Teammates, 11 and 12 – but never partners. Theirs was a war waged in millimetres, in fractions of a second, in the mechanical exhale of a V6. Senna drove with holy devotion, God behind his ribs and beneath his palms; Prost was secular, stringent, sharp. In no world were either clean. Haniff Abdurraqib speaks on that astringent flavour of intimacy enemies share: ‘there is a tenderness in knowing what desire ties you to a person, even if you have spent your dreaming hours cutting them a casket … it is a blessing to know someone wants a funeral for you.’ Senna’s monomaniacal fixation on Prost cannot be overstated; here was a teenage karter with Renault-yellow and a charmingly crooked nose plastered on his bedroom wall, all-grown-up and starving for approval. Idolisation through a jaundiced lens: gnarled into confounded resentment, gnawing at the insatiable void of a racing driver’s volatile ego. ‘Ayrton did not think about other people’, Prost would say, ‘he just thought about me.’
Suzuka was the crucible. 1989 saw a collision on the chicane: Prost turning into Senna, sacrificing the twin McLarens on the altar of the tarmac to strategically secure his success; Senna, furious and dogged as he hauled the damaged car to the finish line – only to have his win invalidated, the championship seized. 1990 saw a reflection, a retribution: Senna hurtling into Prost, abandoning his former teammate – now driving for Ferrari – in the gravel as he snatched the championship like a malicious, mean-faced baby-brother.
When Prost retired, the fever broke: ‘We came to terms … and we stopped trying to remake each other.’ For the first time, there was laughter.
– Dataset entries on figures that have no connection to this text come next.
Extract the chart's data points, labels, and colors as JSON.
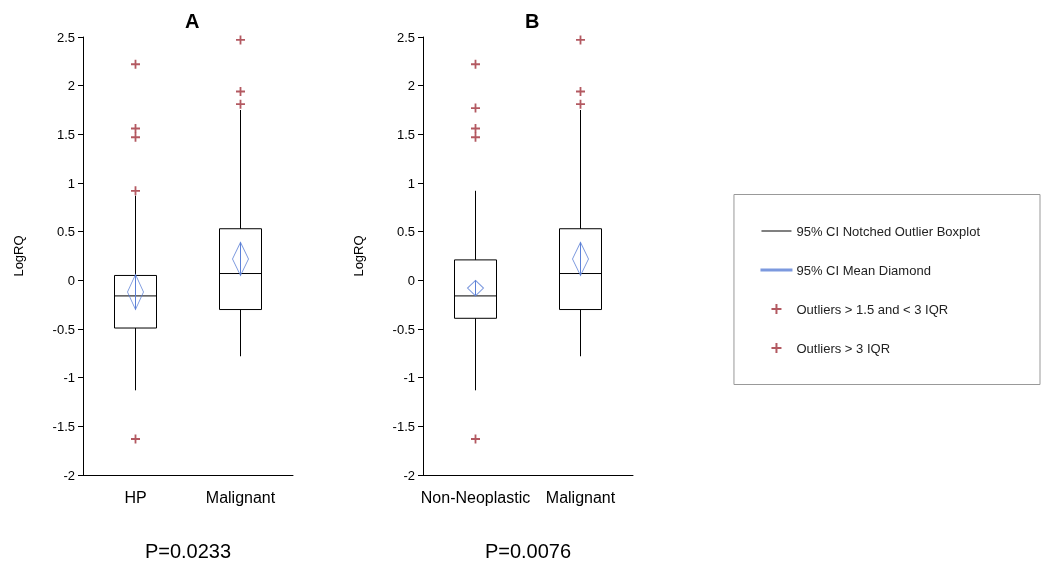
{
  "chart_data": [
    {
      "type": "box",
      "title": "A",
      "ylabel": "LogRQ",
      "categories": [
        "HP",
        "Malignant"
      ],
      "ylim": [
        -2,
        2.5
      ],
      "yticks": [
        -2,
        -1.5,
        -1,
        -0.5,
        0,
        0.5,
        1,
        1.5,
        2,
        2.5
      ],
      "grid": false,
      "legend": false,
      "annotations": [
        "P=0.0233"
      ],
      "series": [
        {
          "color": "#000000",
          "boxes": [
            {
              "low": -1.13,
              "q1": -0.49,
              "median": -0.16,
              "q3": 0.05,
              "high": 0.87
            },
            {
              "low": -0.78,
              "q1": -0.3,
              "median": 0.07,
              "q3": 0.53,
              "high": 1.75
            }
          ]
        },
        {
          "type": "scatter",
          "marker": "diamond",
          "color": "#5b7fd6",
          "x": [
            "HP",
            "Malignant"
          ],
          "values": [
            -0.12,
            0.22
          ],
          "errors": [
            0.18,
            0.17
          ]
        },
        {
          "type": "scatter",
          "marker": "cross",
          "color": "#a0303a",
          "x": [
            "HP",
            "HP",
            "HP",
            "HP",
            "Malignant",
            "Malignant",
            "Malignant"
          ],
          "values": [
            0.92,
            1.56,
            1.47,
            -1.63,
            2.47,
            1.94,
            1.81
          ]
        },
        {
          "type": "scatter",
          "marker": "cross",
          "color": "#a0303a",
          "x": [
            "HP"
          ],
          "values": [
            2.22
          ]
        }
      ]
    },
    {
      "type": "box",
      "title": "B",
      "ylabel": "LogRQ",
      "categories": [
        "Non-Neoplastic",
        "Malignant"
      ],
      "ylim": [
        -2,
        2.5
      ],
      "yticks": [
        -2,
        -1.5,
        -1,
        -0.5,
        0,
        0.5,
        1,
        1.5,
        2,
        2.5
      ],
      "grid": false,
      "legend": "right",
      "annotations": [
        "P=0.0076"
      ],
      "series": [
        {
          "name": "95% CI Notched Outlier Boxplot",
          "color": "#000000",
          "boxes": [
            {
              "low": -1.13,
              "q1": -0.39,
              "median": -0.16,
              "q3": 0.21,
              "high": 0.92
            },
            {
              "low": -0.78,
              "q1": -0.3,
              "median": 0.07,
              "q3": 0.53,
              "high": 1.75
            }
          ]
        },
        {
          "name": "95% CI Mean Diamond",
          "type": "scatter",
          "marker": "diamond",
          "color": "#5b7fd6",
          "x": [
            "Non-Neoplastic",
            "Malignant"
          ],
          "values": [
            -0.08,
            0.22
          ],
          "errors": [
            0.08,
            0.17
          ]
        },
        {
          "name": "Outliers > 1.5 and < 3 IQR",
          "type": "scatter",
          "marker": "cross",
          "color": "#a0303a",
          "x": [
            "Non-Neoplastic",
            "Non-Neoplastic",
            "Non-Neoplastic",
            "Non-Neoplastic",
            "Malignant",
            "Malignant",
            "Malignant"
          ],
          "values": [
            1.77,
            1.56,
            1.47,
            -1.63,
            2.47,
            1.94,
            1.81
          ]
        },
        {
          "name": "Outliers > 3 IQR",
          "type": "scatter",
          "marker": "cross",
          "color": "#a0303a",
          "x": [
            "Non-Neoplastic"
          ],
          "values": [
            2.22
          ]
        }
      ]
    }
  ]
}
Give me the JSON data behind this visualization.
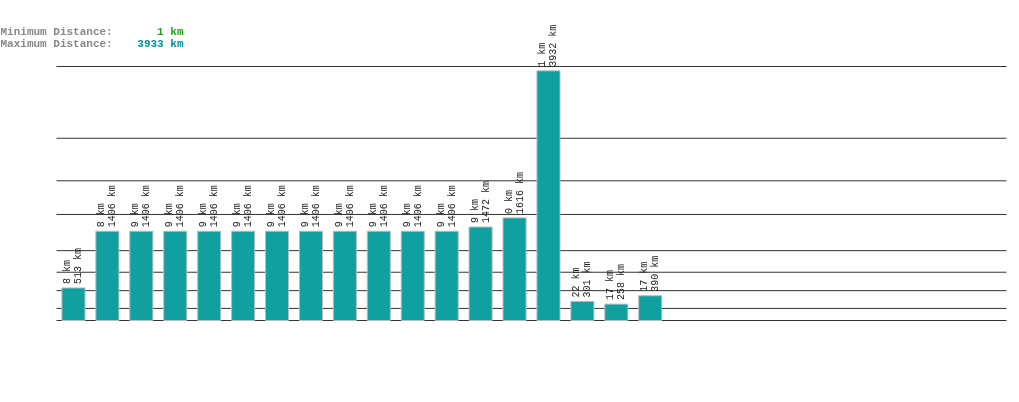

Prost describes the year between 1993 and 1994 as the time he and Senna were closest. ‘Why did we put ourselves through all of that?’ he would ask. There was ease. There were breakfasts and late-night phone calls and ‘my dear friend Alain; we miss you Alain’ – spoken by Senna on the morning of the end of all things. And then Alain Prost watched Ayrton Senna die from the commentary booth at Imola. Watched as Senna torpedoed at 211 km/h into a concrete cradle. How do you cope? How do you mourn your mirror?
‘Maybe all I can say is that I was having breakfast in the morning of race day and he dropped by and sat with me. I am glad his final breakfast was with me. Even though it was short, that was still time he gave to me.’ This is how Alain speaks of his only rival, his counterpart, his almost-friend for the next thirty years, voice cloyed with saudade.
‘It was a fantastic story, don’t you think?’ he asks. His words are quiet, hopelessly reverent.